私は1933年生まれで、今年 3 月には72才になります。
ファロー四徴症の修復根治手術を、49才の時点で(非常に珍しがられながら)、無事に受ける事が出来ました。継続して経過観察を受けながら、60才過ぎ迄は割合元気に問題なく日常生活を送る事が出来ていましたが、60才代半ばから不整脈をはじめ多くの不具合を抱えています。手術して頂いた病院の外科の主治医から、私の持つ問題点については詳しく説明も受けており、余命の短い事も覚悟はしています。
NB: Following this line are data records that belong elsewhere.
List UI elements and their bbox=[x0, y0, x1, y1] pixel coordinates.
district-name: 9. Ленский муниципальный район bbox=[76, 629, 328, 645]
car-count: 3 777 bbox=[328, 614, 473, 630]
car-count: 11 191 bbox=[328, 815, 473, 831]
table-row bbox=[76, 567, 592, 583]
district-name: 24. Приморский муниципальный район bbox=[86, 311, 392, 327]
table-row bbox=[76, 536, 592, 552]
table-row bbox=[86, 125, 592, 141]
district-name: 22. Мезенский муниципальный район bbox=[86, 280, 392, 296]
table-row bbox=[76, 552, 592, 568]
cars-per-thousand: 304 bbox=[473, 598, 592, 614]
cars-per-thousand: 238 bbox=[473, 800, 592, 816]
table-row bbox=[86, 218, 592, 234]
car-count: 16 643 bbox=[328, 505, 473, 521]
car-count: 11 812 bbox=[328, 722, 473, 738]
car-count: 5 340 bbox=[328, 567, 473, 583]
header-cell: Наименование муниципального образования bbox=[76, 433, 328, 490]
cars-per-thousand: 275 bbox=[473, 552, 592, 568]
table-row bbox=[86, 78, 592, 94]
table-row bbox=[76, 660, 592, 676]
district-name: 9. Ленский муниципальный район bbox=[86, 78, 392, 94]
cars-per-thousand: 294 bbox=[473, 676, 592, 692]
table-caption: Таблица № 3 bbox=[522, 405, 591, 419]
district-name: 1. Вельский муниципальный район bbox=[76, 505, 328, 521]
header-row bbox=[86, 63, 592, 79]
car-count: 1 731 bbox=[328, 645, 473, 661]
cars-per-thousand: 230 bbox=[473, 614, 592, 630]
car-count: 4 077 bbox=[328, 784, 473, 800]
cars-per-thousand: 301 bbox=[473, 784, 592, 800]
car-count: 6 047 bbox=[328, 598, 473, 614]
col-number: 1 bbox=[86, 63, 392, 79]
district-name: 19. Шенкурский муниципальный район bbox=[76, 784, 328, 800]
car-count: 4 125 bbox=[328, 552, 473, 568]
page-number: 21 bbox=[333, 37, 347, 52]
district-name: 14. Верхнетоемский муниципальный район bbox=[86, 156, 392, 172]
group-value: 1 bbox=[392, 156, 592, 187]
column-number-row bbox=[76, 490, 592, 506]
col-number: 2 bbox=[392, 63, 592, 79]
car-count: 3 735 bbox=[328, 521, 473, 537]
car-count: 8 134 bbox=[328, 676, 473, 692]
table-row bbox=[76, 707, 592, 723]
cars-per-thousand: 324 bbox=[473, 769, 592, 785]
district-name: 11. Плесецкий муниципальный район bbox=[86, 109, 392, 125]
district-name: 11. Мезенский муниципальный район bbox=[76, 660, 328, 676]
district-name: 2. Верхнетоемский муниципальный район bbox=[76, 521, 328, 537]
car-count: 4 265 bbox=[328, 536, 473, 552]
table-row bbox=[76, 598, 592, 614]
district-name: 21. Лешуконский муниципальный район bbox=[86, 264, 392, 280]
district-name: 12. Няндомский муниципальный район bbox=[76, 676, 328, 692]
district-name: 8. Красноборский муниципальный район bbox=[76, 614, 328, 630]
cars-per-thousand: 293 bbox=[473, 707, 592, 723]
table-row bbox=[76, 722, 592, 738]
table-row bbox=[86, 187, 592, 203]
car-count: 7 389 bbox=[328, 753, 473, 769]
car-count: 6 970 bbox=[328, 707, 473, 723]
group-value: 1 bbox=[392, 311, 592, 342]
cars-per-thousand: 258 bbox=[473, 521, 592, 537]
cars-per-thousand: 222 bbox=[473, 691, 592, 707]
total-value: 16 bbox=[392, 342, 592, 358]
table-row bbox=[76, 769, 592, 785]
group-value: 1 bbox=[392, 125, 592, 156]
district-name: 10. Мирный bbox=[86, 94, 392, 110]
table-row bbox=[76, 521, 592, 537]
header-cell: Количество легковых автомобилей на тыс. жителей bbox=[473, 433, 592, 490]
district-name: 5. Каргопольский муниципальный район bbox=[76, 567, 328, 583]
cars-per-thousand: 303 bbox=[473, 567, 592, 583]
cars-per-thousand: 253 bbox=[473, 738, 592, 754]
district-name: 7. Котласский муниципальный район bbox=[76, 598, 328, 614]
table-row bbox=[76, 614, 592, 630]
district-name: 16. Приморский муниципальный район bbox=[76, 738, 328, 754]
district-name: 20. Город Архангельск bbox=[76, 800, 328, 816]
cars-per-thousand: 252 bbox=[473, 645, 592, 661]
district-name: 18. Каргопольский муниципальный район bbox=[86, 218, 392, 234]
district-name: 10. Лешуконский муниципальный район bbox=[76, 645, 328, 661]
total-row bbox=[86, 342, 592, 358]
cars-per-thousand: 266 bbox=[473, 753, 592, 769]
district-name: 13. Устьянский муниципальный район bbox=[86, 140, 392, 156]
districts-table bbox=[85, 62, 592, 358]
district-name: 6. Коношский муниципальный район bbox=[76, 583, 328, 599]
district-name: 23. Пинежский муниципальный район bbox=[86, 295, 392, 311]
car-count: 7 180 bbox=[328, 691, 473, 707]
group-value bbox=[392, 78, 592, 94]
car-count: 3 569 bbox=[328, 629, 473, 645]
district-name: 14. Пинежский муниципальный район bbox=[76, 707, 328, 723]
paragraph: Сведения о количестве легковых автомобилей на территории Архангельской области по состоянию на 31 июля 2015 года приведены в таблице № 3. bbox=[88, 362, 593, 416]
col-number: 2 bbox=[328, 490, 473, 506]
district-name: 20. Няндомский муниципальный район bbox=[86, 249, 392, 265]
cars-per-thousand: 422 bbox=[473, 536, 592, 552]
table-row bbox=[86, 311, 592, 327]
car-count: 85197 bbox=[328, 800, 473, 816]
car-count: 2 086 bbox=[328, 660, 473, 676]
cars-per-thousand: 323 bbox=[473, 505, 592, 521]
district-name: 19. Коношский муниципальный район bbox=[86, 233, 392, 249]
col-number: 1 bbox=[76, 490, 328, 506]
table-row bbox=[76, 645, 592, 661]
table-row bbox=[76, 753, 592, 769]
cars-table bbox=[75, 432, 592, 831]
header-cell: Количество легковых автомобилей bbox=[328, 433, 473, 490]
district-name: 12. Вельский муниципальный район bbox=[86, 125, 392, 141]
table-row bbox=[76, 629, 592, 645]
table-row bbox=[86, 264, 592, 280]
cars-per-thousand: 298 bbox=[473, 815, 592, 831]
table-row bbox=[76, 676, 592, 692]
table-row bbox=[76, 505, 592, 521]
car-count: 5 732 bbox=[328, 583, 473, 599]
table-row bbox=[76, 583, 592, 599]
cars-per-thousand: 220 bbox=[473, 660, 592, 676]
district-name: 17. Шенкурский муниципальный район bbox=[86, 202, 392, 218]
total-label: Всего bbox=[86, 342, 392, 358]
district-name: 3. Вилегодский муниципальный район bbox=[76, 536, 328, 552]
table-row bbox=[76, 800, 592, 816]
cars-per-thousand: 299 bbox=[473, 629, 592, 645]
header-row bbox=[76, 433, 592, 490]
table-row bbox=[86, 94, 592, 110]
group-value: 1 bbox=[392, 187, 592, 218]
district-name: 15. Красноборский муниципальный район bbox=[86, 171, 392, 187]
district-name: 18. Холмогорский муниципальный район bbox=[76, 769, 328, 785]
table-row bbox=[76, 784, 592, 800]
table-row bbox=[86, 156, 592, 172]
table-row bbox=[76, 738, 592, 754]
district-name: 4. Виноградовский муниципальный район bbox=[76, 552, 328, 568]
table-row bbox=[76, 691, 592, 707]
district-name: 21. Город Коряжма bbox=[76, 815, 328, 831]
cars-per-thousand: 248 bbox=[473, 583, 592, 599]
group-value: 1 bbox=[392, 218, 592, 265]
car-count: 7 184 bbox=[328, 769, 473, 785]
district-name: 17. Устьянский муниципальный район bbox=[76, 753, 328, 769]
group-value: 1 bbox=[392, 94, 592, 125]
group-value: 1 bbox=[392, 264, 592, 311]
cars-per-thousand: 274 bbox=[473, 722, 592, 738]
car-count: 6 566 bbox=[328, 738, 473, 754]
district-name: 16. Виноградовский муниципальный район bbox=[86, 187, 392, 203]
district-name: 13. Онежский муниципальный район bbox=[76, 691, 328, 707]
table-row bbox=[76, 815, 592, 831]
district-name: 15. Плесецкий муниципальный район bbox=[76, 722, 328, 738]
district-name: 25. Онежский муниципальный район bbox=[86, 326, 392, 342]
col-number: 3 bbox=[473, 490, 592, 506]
私は結婚はしましたが、かけがいの無い伴侶に先立たれ、現在ひとり暮らしをしております。私が今知りたいのは、70才を越したファローの患者が国内に何人生存しているかという点です。是非教えて頂きたいのですが。



お答え

ファロー四徴としては、かなりの遅い年齢で手術をされ、その後も、不整脈はあるものの長期間、生活されているとのことです。手術自体、49歳で行うことはかなり稀なことと思います。
ご質問の、術後で、70歳以上の人は何人くらいいるかということですが、データはありません。この病気の手術は、1954年に始まりましたので、それから、50年が経過しています。多くの場合は、20歳以下で手術を行いますので、70歳に到達している人は、現在非常に少ないと考えて良いと思います。しかし、60歳代になっている患者さんは、稀ではありません。欧米の論文で、1960年代前半に手術を行った人(手術年齢などによる違いがありますが)の手術後32年間生存している割合の報告があります。それによると、86%です。日本の1970年代前半に手術を受けた人の25年の生存率は94%です。60歳を迎える人が、増えつつあると考えて良いデータです。さらに今後、ファロー四徴術後で、70歳代にはいる人はどんどん増えてくるものと予想されています。